We saw the first runner come through; it was Mr. Wallin, the winner of the mens’ marathon and he had a good lead already at about 9:45. Two wheelchair marathoners came through earlier than the runners and one of them was really going strong, with his motorcyle friends running interference for him. Amazing, the strength in the arms of those guys. He was going swiftly when we saw him go through. We saw more runners go through and then decided it was time to head to the Fargodome to watch as the marathoners crossed the finish line inside the Dome. It was exciting; there was a huge crowd on hand both on the floor and in the seating sections. People lined a fence set up along the final few feet of the course, cheering wildly, ringing bells, shrieking loudly. The runners began to enter..the half-marathoners were arriving first but it was not long til the first 3 men who ran the 26K route crossed the line, looking amazingly fresh. You can certainly spot an experienced marathoner…their gait is smooth and confident and they do not seem to be winded at all. I puffed just walking around the concourse and up the steps to find a good vantage point. I was just happy that I could walk without my knee bothering me.
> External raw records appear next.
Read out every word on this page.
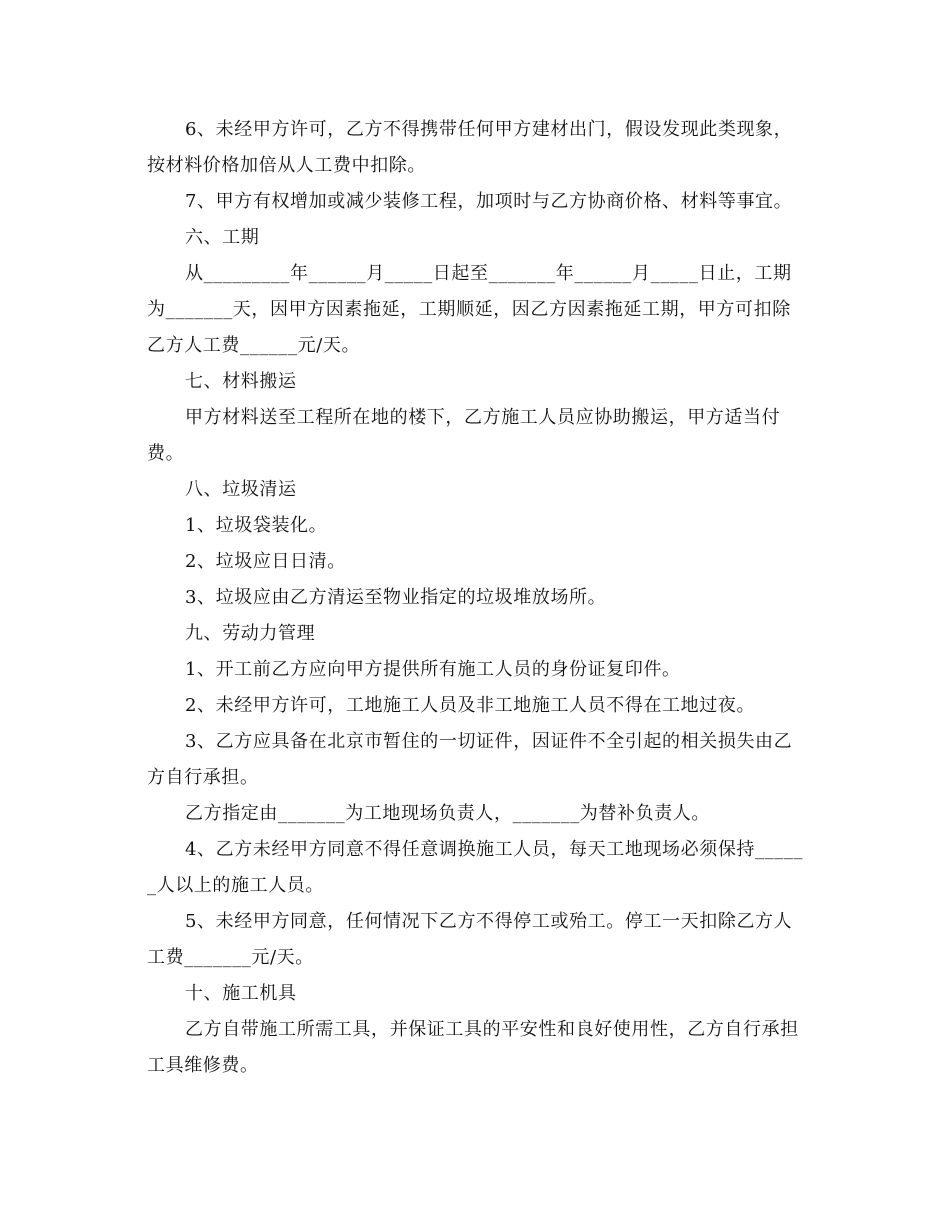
6、未经甲方许可，乙方不得携带任何甲方建材出门，假设发现此类现象，按材料价格加倍从人工费中扣除。

7、甲方有权增加或减少装修工程，加项时与乙方协商价格、材料等事宜。

六、工期

从_________年______月_____日起至_______年______月_____日止，工期为_______天，因甲方因素拖延，工期顺延，因乙方因素拖延工期，甲方可扣除乙方人工费______元/天。

七、材料搬运

甲方材料送至工程所在地的楼下，乙方施工人员应协助搬运，甲方适当付费。

八、垃圾清运

1、垃圾袋装化。

2、垃圾应日日清。

3、垃圾应由乙方清运至物业指定的垃圾堆放场所。

九、劳动力管理

1、开工前乙方应向甲方提供所有施工人员的身份证复印件。

2、未经甲方许可，工地施工人员及非工地施工人员不得在工地过夜。

3、乙方应具备在北京市暂住的一切证件，因证件不全引起的相关损失由乙方自行承担。

乙方指定由_______为工地现场负责人，_______为替补负责人。

4、乙方未经甲方同意不得任意调换施工人员，每天工地现场必须保持______人以上的施工人员。

5、未经甲方同意，任何情况下乙方不得停工或殆工。停工一天扣除乙方人工费_______元/天。

十、施工机具

乙方自带施工所需工具，并保证工具的平安性和良好使用性，乙方自行承担工具维修费。
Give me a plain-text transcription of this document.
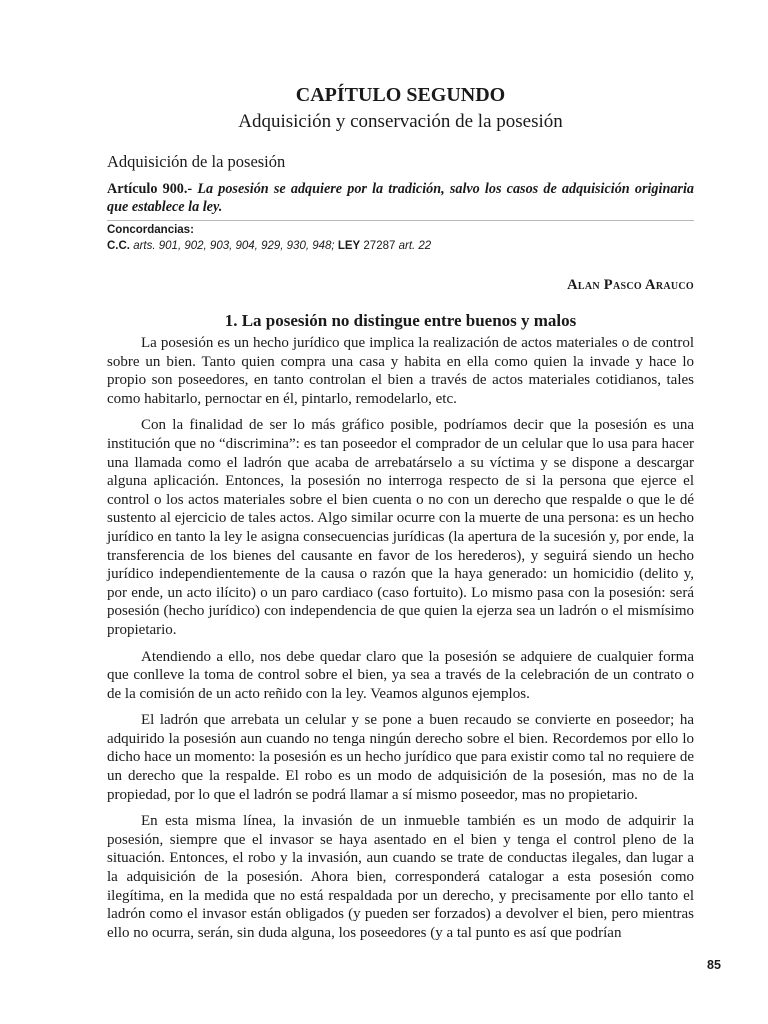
CAPÍTULO SEGUNDO
Adquisición y conservación de la posesión
Adquisición de la posesión
Artículo 900.- La posesión se adquiere por la tradición, salvo los casos de adquisición originaria que establece la ley.
Concordancias:
C.C. arts. 901, 902, 903, 904, 929, 930, 948; LEY 27287 art. 22
Alan Pasco Arauco
1. La posesión no distingue entre buenos y malos

La posesión es un hecho jurídico que implica la realización de actos materiales o de control sobre un bien. Tanto quien compra una casa y habita en ella como quien la invade y hace lo propio son poseedores, en tanto controlan el bien a través de actos materiales cotidianos, tales como habitarlo, pernoctar en él, pintarlo, remodelarlo, etc.

Con la finalidad de ser lo más gráfico posible, podríamos decir que la posesión es una institución que no “discrimina”: es tan poseedor el comprador de un celular que lo usa para hacer una llamada como el ladrón que acaba de arrebatárselo a su víctima y se dispone a descargar alguna aplicación. Entonces, la posesión no interroga respecto de si la persona que ejerce el control o los actos materiales sobre el bien cuenta o no con un derecho que respalde o que le dé sustento al ejercicio de tales actos. Algo similar ocurre con la muerte de una persona: es un hecho jurídico en tanto la ley le asigna consecuencias jurídicas (la apertura de la sucesión y, por ende, la transferencia de los bienes del causante en favor de los herederos), y seguirá siendo un hecho jurídico independientemente de la causa o razón que la haya generado: un homicidio (delito y, por ende, un acto ilícito) o un paro cardiaco (caso fortuito). Lo mismo pasa con la posesión: será posesión (hecho jurídico) con independencia de que quien la ejerza sea un ladrón o el mismísimo propietario.

Atendiendo a ello, nos debe quedar claro que la posesión se adquiere de cualquier forma que conlleve la toma de control sobre el bien, ya sea a través de la celebración de un contrato o de la comisión de un acto reñido con la ley. Veamos algunos ejemplos.

El ladrón que arrebata un celular y se pone a buen recaudo se convierte en poseedor; ha adquirido la posesión aun cuando no tenga ningún derecho sobre el bien. Recordemos por ello lo dicho hace un momento: la posesión es un hecho jurídico que para existir como tal no requiere de un derecho que la respalde. El robo es un modo de adquisición de la posesión, mas no de la propiedad, por lo que el ladrón se podrá llamar a sí mismo poseedor, mas no propietario.

En esta misma línea, la invasión de un inmueble también es un modo de adquirir la posesión, siempre que el invasor se haya asentado en el bien y tenga el control pleno de la situación. Entonces, el robo y la invasión, aun cuando se trate de conductas ilegales, dan lugar a la adquisición de la posesión. Ahora bien, corresponderá catalogar a esta posesión como ilegítima, en la medida que no está respaldada por un derecho, y precisamente por ello tanto el ladrón como el invasor están obligados (y pueden ser forzados) a devolver el bien, pero mientras ello no ocurra, serán, sin duda alguna, los poseedores (y a tal punto es así que podrían

85
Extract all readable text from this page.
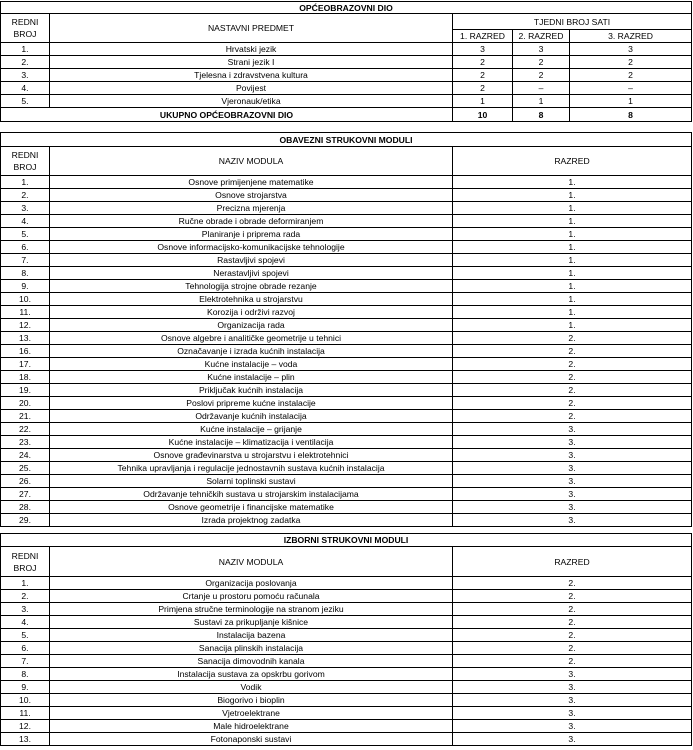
OPĆEOBRAZOVNI DIO				
REDNI BROJ	NASTAVNI PREDMET	TJEDNI BROJ SATI		
		1. RAZRED	2. RAZRED	3. RAZRED
1.	Hrvatski jezik	3	3	3
2.	Strani jezik I	2	2	2
3.	Tjelesna i zdravstvena kultura	2	2	2
4.	Povijest	2	–	–
5.	Vjeronauk/etika	1	1	1
UKUPNO OPĆEOBRAZOVNI DIO		10	8	8
OBAVEZNI STRUKOVNI MODULI		
REDNI BROJ	NAZIV MODULA	RAZRED
1.	Osnove primijenjene matematike	1.
2.	Osnove strojarstva	1.
3.	Precizna mjerenja	1.
4.	Ručne obrade i obrade deformiranjem	1.
5.	Planiranje i priprema rada	1.
6.	Osnove informacijsko-komunikacijske tehnologije	1.
7.	Rastavljivi spojevi	1.
8.	Nerastavljivi spojevi	1.
9.	Tehnologija strojne obrade rezanje	1.
10.	Elektrotehnika u strojarstvu	1.
11.	Korozija i održivi razvoj	1.
12.	Organizacija rada	1.
13.	Osnove algebre i analitičke geometrije u tehnici	2.
16.	Označavanje i izrada kućnih instalacija	2.
17.	Kućne instalacije – voda	2.
18.	Kućne instalacije – plin	2.
19.	Priključak kućnih instalacija	2.
20.	Poslovi pripreme kućne instalacije	2.
21.	Održavanje kućnih instalacija	2.
22.	Kućne instalacije – grijanje	3.
23.	Kućne instalacije – klimatizacija i ventilacija	3.
24.	Osnove građevinarstva u strojarstvu i elektrotehnici	3.
25.	Tehnika upravljanja i regulacije jednostavnih sustava kućnih instalacija	3.
26.	Solarni toplinski sustavi	3.
27.	Održavanje tehničkih sustava u strojarskim instalacijama	3.
28.	Osnove geometrije i financijske matematike	3.
29.	Izrada projektnog zadatka	3.
IZBORNI STRUKOVNI MODULI		
REDNI BROJ	NAZIV MODULA	RAZRED
1.	Organizacija poslovanja	2.
2.	Crtanje u prostoru pomoću računala	2.
3.	Primjena stručne terminologije na stranom jeziku	2.
4.	Sustavi za prikupljanje kišnice	2.
5.	Instalacija bazena	2.
6.	Sanacija plinskih instalacija	2.
7.	Sanacija dimovodnih kanala	2.
8.	Instalacija sustava za opskrbu gorivom	3.
9.	Vodik	3.
10.	Biogorivo i bioplin	3.
11.	Vjetroelektrane	3.
12.	Male hidroelektrane	3.
13.	Fotonaponski sustavi	3.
A few runners were clearly in distress at the end of the course. A couple of them accepted wheelchair rides to an area where they got some medical attention. Others leaned heavily on volunteers or family members after crossing the line. A few came in, clearly suffering from muscle pain. All of the finishers immediately received their medals and went through the end of the course, heading ultimately for the food (spaghetti, fresh fruit, bagels and beverages of their choice—mostly water or gatorade!) We observed some of the runners coming up into the seating section to watch the end of the race for their friends; some were moving slowly and painfully but many were sprinting up the steps, to our amazement.
The world of marathoners is a culture all its own. They live in a rarified milieu that only long distance runners understand. It is inspiring to see them do what they love. Even the inexperienced runners who had trained and trained were so joyful at the finish. They would raise their arms high as they crossed the finish line or some came in holding hands with mates, friends, or a whole team, as in the case of the relay runners.
I am really glad that we spent a good part of our Saturday being Marathon Watchers.